China isn’t the only nation worrying the 59-year-old four-star general. North Korea remains “unpredictable in its intent,” even as the rogue nation increases the frequency of missile launches under the pretense of satellite testing.
Russia’s air force and navy have been stepping up activities in the Far East , after remaining dormant for a decade and a half following the fall of the Soviet Union, Gen. Iwasaki said. “Russia sees itself as part of Asia,” he said. “I think Russia has joined the race for various concessions in this region.”
To its north, Japan has a separate territorial dispute with Russia, and Japan’s air force conducted 247 scrambles against Russian planes in the year ended March, more than double the levels seen before 2007. That is higher than the scrambles prompted by Chinese aircraft. That tally hit 156 last year, compared with 96 and 38, respectively, in the previous two years, according to the defense ministry.
“After the Cold War, we optimistically assumed we’d be collecting a dividend of peace,” Gen.

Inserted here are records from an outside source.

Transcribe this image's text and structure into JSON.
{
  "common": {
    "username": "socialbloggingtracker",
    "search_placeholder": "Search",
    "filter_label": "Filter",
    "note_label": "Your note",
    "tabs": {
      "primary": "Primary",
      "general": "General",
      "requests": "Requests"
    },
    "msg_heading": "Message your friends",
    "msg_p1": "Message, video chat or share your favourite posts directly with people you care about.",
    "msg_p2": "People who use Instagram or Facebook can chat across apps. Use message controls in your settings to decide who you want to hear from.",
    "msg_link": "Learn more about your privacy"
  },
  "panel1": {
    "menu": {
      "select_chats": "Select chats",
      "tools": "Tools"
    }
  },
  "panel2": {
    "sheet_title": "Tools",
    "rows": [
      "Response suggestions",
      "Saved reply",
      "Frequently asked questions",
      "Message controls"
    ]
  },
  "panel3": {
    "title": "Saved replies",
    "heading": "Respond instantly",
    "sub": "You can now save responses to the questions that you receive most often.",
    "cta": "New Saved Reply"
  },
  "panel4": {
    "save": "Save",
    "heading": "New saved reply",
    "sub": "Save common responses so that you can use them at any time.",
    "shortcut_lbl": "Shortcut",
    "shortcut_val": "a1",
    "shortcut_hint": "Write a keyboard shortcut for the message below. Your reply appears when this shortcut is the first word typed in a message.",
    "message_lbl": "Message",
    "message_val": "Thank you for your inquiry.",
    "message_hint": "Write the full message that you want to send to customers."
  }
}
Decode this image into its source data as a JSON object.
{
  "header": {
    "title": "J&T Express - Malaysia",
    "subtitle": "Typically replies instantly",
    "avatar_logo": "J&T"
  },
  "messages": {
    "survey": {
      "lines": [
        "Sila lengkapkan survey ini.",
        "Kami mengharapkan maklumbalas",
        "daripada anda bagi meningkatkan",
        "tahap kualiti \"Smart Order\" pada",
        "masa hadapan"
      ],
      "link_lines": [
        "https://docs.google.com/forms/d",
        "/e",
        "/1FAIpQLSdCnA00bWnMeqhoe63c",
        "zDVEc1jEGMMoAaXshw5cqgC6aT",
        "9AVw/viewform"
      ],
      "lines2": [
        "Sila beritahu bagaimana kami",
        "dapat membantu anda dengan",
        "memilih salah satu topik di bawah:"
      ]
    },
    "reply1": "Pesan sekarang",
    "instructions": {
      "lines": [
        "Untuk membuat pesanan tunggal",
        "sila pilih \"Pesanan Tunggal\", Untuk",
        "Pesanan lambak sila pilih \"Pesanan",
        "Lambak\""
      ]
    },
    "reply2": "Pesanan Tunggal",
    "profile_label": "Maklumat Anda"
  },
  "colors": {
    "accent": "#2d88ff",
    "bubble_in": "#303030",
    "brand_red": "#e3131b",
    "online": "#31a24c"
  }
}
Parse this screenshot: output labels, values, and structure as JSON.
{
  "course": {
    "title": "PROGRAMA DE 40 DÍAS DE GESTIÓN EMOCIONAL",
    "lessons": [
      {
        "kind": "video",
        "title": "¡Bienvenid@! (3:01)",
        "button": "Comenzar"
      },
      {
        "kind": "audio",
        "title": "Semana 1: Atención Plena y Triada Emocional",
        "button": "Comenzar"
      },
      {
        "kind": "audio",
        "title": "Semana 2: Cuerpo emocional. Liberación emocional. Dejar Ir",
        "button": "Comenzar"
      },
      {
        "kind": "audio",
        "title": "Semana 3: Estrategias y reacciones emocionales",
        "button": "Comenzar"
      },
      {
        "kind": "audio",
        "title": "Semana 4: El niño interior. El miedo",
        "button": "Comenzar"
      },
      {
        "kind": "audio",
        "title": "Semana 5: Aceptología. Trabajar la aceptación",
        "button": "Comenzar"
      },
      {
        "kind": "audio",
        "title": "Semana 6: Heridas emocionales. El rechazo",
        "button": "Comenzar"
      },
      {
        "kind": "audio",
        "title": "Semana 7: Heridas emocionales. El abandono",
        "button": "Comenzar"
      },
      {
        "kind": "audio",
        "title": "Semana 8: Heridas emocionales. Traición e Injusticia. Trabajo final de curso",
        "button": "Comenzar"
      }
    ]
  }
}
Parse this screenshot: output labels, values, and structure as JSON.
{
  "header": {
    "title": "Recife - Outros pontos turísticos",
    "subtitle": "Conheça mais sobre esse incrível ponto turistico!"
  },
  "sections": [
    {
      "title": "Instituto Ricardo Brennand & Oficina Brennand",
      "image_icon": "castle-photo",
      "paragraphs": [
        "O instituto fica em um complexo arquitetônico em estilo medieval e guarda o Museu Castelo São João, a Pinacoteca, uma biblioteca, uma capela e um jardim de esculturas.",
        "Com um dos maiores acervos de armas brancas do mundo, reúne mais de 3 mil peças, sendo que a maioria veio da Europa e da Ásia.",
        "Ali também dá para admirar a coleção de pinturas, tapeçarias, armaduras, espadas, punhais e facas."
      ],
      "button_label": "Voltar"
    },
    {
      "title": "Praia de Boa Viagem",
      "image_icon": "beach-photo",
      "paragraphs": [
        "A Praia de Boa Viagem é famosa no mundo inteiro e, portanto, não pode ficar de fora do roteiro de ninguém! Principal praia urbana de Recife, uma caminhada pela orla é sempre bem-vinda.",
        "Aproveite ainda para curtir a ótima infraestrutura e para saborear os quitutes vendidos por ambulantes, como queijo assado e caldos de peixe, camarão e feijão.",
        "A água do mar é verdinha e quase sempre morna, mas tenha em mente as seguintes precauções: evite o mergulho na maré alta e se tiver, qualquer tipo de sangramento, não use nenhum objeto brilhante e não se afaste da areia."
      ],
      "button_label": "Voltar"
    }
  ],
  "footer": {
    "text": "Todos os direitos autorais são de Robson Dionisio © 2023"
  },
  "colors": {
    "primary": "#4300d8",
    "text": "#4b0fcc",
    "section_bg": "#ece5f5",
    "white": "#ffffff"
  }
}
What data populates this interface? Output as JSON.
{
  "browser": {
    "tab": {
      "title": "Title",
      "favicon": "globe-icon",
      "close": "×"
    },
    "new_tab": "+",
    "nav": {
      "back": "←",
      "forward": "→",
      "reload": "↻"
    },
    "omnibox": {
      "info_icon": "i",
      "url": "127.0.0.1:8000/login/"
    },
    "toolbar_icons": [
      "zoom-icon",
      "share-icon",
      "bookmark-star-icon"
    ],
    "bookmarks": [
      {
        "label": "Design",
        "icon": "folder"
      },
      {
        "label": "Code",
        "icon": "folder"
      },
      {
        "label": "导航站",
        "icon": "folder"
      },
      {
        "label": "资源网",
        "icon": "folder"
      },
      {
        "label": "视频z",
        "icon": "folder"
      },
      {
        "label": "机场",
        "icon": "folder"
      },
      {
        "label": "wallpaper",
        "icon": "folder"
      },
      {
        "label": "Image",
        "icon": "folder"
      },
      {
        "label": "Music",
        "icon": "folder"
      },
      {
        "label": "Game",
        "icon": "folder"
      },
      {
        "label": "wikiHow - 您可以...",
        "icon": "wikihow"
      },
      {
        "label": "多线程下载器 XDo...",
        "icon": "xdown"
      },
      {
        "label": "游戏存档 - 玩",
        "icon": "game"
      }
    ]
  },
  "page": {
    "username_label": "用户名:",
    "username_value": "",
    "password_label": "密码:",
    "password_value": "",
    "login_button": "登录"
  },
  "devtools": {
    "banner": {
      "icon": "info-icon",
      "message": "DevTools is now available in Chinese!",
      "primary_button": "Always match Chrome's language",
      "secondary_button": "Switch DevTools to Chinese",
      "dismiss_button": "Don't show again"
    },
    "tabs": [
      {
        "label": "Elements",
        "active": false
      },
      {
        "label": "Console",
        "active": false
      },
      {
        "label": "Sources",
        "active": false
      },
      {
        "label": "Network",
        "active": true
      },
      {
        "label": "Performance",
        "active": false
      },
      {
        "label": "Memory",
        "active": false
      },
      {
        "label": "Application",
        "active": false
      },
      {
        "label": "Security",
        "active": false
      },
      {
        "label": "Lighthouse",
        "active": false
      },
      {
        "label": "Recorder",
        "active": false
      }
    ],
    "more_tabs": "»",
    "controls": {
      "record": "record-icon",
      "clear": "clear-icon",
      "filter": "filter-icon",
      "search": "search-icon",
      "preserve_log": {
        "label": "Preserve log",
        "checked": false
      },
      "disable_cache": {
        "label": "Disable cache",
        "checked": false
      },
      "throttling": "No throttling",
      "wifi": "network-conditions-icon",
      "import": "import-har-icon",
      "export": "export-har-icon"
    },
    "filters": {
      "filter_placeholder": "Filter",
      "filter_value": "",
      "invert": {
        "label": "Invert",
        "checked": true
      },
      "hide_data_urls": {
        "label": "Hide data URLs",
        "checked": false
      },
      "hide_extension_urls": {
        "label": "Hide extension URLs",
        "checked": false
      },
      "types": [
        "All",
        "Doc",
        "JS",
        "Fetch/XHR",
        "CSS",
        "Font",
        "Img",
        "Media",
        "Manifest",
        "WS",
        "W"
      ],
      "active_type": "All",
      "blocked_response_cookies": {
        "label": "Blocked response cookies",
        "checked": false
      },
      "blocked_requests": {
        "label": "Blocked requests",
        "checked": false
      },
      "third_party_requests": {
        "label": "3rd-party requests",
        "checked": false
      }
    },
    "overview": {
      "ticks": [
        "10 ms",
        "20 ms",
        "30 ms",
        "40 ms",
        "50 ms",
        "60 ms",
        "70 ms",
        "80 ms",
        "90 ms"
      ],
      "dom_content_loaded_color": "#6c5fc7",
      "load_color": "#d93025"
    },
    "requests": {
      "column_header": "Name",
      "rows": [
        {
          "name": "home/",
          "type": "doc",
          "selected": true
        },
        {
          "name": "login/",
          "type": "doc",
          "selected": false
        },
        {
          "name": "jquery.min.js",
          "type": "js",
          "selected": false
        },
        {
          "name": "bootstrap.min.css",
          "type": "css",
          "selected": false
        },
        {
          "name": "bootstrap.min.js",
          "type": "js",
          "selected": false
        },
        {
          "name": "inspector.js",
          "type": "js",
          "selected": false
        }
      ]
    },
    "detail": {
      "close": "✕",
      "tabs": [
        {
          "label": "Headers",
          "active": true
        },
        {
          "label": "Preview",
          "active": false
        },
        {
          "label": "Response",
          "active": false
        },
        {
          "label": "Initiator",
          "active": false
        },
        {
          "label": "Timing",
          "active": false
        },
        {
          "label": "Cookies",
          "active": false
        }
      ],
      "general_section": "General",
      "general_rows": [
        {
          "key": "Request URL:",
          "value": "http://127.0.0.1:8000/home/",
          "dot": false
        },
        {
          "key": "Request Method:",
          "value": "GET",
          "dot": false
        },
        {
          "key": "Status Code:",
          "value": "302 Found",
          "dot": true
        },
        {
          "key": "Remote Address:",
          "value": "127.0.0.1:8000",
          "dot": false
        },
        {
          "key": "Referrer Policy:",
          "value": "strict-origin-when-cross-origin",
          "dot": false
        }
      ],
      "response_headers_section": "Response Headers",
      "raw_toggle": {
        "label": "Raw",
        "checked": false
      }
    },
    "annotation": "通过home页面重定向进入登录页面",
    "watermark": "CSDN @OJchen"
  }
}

Iwasaki said. “The reality has been a lot tougher.”
Since the latest flare-up of the island dispute in September, Beijing has stepped up provocations by sending in maritime patrol ships with more frequency and boldness. After Tokyo protested a 13-hour stay of Chinese boats in territorial waters around the Senkakus on Jan. 7, Beijing responded with an announcement that its State Oceanic Administration would conduct “regular patrols” near the islands. On Thursday, Chinese fighter jets were spotted near Japan’s airspace, according to the Japanese media, prompting scrambles by the Air SDF.
Asked to comment on a recent Japanese media report that air force jets might be allowed to fire warning shots at Chinese planes entering Japanese airspace, Gen. Iwasaki said Japan would follow procedures set by the International Civil Aviation Organization to respond to such cases. He didn’t elaborate further.
Gen. Iwasaki stressed, however, that Japan intends to rely on its civilian Coast Guard ships to patrol the sensitive waters while keeping its military naval ships at distance to avoid escalation of the confrontation. “I think the hurdle is high for the deployment of the Maritime SDF.” He added that in order to prevent unintended scuffles from escalating into full-scale crises, Japan and China should establish a maritime contact mechanism and agree on a procedure to contact each other in case of an emergency. Bilateral talks on such steps have been suspended since last fall.
“We have never closed our window for dialogue and defense exchanges,” Gen. Iwasaki said. “We are ready for such steps whenever they are.”